Voltaire : du libertin au polémiste

François Marie Arouet, futur Voltaire, est né le 21 novembre 1694 à Paris. Elevé chez les jésuites, il fréquente très tôt les salons parisiens et les milieux libertins. Il écrit plusieurs pièces de théâtre, des poèmes, et excelle dans l’art du pamphlet, ce qui lui vaut d’être emprisonné plusieurs fois à la Bastille. Après un séjour dans la célèbre prison pour un poème écrit contre le régent, le duc d’Orléans en mai 1717 le pseudonyme de Voltaire, anagramme de son nom. Indépendant d’esprit et insolent, Voltaire est à nouveau embastillé en 1726 suite à une querelle avec le chevalier de Rohan. Voltaire est alors contraint de s’exiler en Angleterre, et ce séjour exercera une profonde influence sur son esprit.

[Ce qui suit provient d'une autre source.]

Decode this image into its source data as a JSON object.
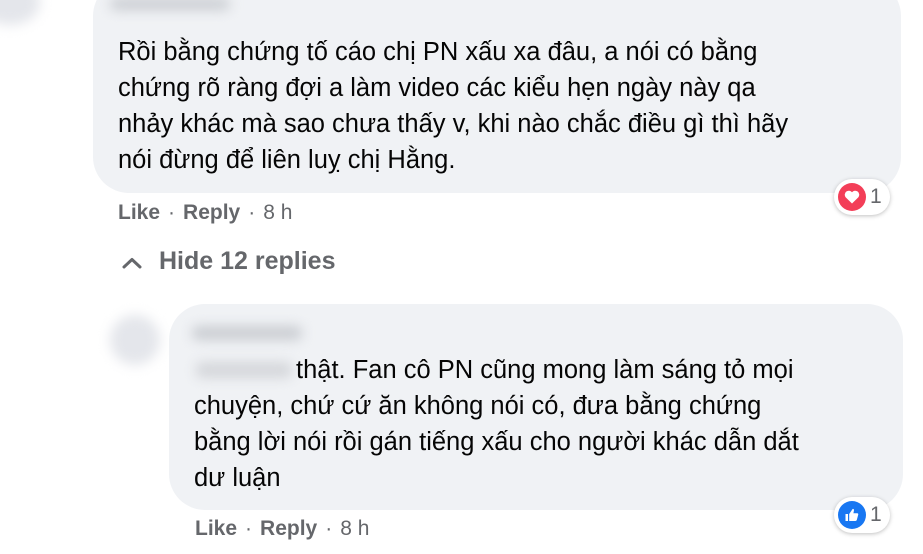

Voltaire y découvre la monarchie parlementaire et libérale anglaise dont il tire les Lettres philosophiques (1734), éloge d’une société où s’exerce librement le progrès des arts et des sciences. En filigrane, c’est la société française qui est critiquée, ses mœurs, ses coutumes ainsi que les privilèges de sa noblesse. Voltaire revêt alors le masque de l’ironie à travers les traits d’étrangers ou de « touristes » venus d’un monde lointain. L'ouvrage est interdit, et Voltaire, recherché par la police, se réfugie au château de Cirey en Lorraine chez son amie Madame du Châtelet, avec qui il entretiendra une longue liaison. Il s'adonne alors à la réflexion et à l'écriture.

A l’identique de Montesquieu dans les Lettres persanes, Voltaire emploiera le même procédé dans ses contes avec le Babylonien Zadig (1747), le Westphalien Candide (1759) ou le Héron de L’Ingénu (1767). Il y déverse son ironie, devenue une marque de fabrique afin d’exposer son point de vue critique sur les mœurs et les institutions. A propos d'institution, il réussira habilement à se faire élire à l'Académie française en 1746.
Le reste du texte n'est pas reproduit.